"Quero imaginar sob que novos traços o despotismo poderia produzir-se no mundo... Depois de ter colhido em suas mãos poderosas cada indivíduo e de moldá-los a seu gosto, o governo estende seus braços sobre toda a sociedade... Não quebra as vontades, mas as amolece, submete e dirige... Raramente força a agir, mas opõe-se sem cessar a que se aja; não destrói, impede que se nasça; não tiraniza, incomoda, oprime, extingue, abestalha e reduz enfim cada nação a não ser mais que um rebanho de animais tímidos, do qual o governo é o pastor. (...)
A imprensa é, por excelência, o instrumento democrático da liberdade." Alexis de Tocqueville
(1805-1859)

"A democracia é a pior forma de governo imaginável, à exceção de todas as outras que foram experimentadas." Winston Churchill.

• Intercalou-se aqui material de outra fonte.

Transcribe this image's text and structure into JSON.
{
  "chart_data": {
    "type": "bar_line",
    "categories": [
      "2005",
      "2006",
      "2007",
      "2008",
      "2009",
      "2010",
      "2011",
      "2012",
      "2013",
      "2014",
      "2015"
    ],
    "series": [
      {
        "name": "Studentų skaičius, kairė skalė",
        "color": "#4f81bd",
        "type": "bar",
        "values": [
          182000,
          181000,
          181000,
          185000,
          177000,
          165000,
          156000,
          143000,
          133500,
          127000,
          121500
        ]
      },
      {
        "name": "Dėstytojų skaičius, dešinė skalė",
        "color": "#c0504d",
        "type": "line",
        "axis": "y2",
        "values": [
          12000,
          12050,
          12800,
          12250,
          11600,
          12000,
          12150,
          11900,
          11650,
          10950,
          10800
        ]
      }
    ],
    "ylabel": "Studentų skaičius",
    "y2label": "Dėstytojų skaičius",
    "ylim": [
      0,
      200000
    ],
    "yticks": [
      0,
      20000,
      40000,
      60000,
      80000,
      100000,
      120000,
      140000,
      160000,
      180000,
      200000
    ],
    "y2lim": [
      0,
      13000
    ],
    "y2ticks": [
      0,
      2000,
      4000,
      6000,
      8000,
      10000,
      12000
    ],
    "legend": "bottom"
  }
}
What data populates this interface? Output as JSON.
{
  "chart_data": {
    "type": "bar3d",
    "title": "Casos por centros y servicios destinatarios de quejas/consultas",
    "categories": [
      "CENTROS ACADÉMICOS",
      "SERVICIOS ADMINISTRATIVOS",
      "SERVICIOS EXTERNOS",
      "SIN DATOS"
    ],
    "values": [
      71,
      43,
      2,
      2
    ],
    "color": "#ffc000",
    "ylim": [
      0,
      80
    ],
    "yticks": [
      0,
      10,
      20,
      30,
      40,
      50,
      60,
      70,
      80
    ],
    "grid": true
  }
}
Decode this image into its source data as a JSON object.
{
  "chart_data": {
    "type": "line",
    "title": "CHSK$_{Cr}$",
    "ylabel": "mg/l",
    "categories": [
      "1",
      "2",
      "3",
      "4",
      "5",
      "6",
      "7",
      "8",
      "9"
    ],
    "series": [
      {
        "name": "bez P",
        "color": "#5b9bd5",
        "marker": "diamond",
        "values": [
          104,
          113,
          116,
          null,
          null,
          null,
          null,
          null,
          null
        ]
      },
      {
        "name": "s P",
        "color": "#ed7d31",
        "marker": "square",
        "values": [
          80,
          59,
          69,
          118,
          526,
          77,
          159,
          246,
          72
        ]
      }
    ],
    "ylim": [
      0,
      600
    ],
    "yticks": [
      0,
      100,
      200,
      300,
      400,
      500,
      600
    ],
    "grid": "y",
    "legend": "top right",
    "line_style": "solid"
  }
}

segunda-feira, 17 de fevereiro de 2014

O CARISMA DE LULA


A liderança carismática depende da crença na existência de capacidades extraordinárias ou sobrenaturais. Max Weber define carisma como certa qualidade de um indivíduo (personalidade), em virtude da qual é diferenciado das pessoas comuns e tratado como dotado de qualidades sobrenaturais, sobre-humanas ou, pelo menos, excepcionais . Destaca que é essencial que o indivíduo carismático seja reconhecido ou percebido como detentor destes atributos: Este reconhecimento é objeto de completa devoção pessoal, decorrente do entusiasmo ou do desespero e da esperança.

Descrevamos o contexto de nossa análise do carisma de Lula. O Estado brasileiro conserva características patrimonialistas, a sociedade está em processo de ruptura com o tradicionalismo (pelo efeito do caráter revolucionário do carisma) e o povo é naturalmente religioso.

Procuremos discernir as condições que tornaram possível a aparição deste chefe político divinizado brasileiro e os sentimentos religiosos e políticos que o impulsionaram ao poder (e o mantêm, embora como sujeito oculto). Um líder sindical, dotado de carisma político, conduziu greves operárias contra o regime militar, tendo sido preso na época. Nasceu, assim, o herói Lula. Até aqui, nossa narrativa descreve um sindicalista que, em seguida, se transforma em líder de um partido político socialdemocrata.

Neste ponto de nossa análise, intervém uma mutação simbólica de grande relevância histórica. O povo, em seu modo de pensar, experimentou uma conversão interna e investiu (projetou) o líder com atributos messiânicos. Na fé popular começou a encarnar o salvador, o homem enviado por Deus - mito que existiu desde sempre.

Como isto foi possível? A explicação é que o herói proletário se apropriou da opção preferencial pelos pobres e passou a interpretar um carisma semelhante ao profético. Deus não elege um pernambucano de Caetés todo ano para presidente da República. Não elege um metalúrgico todo ano para presidente (discurso de Lula, 25/01/05). ...Antes era tudo do jeito que o diabo gostava. Agora é tudo do jeito que Deus gosta (20/03/08). Favoreceu-se de uma herança cultural arcaica, submersa no inconsciente.

E qual foi a dádiva principal para assegurar o bem-estar daqueles que se entregaram com uma fé cega ao herói doravante divinizado? Foi o auxílio do governo através do programa Bolsa Família. As estatísticas oficiais contabilizam que aproximadamente 50 milhões de pessoas - ou seja, 25% da população brasileira - são beneficiadas pelo Bolsa Família.

A pergunta, inevitável, é a seguinte: se o líder carismático pedir o voto a estes beneficiários do Bolsa Família para um(a) político(a) indicado(a) por ele, não é lógico supor que estarão na obrigação de corresponder? Chegamos, assim, à inescapável conclusão que a estratégia de Lula está no centro do jogo político brasileiro. Trata-se da principal variável a influir no desfecho das lutas políticas eleitorais e possui forte componente irracional, porque alicerçado em crenças afetivas de fundo messiânico.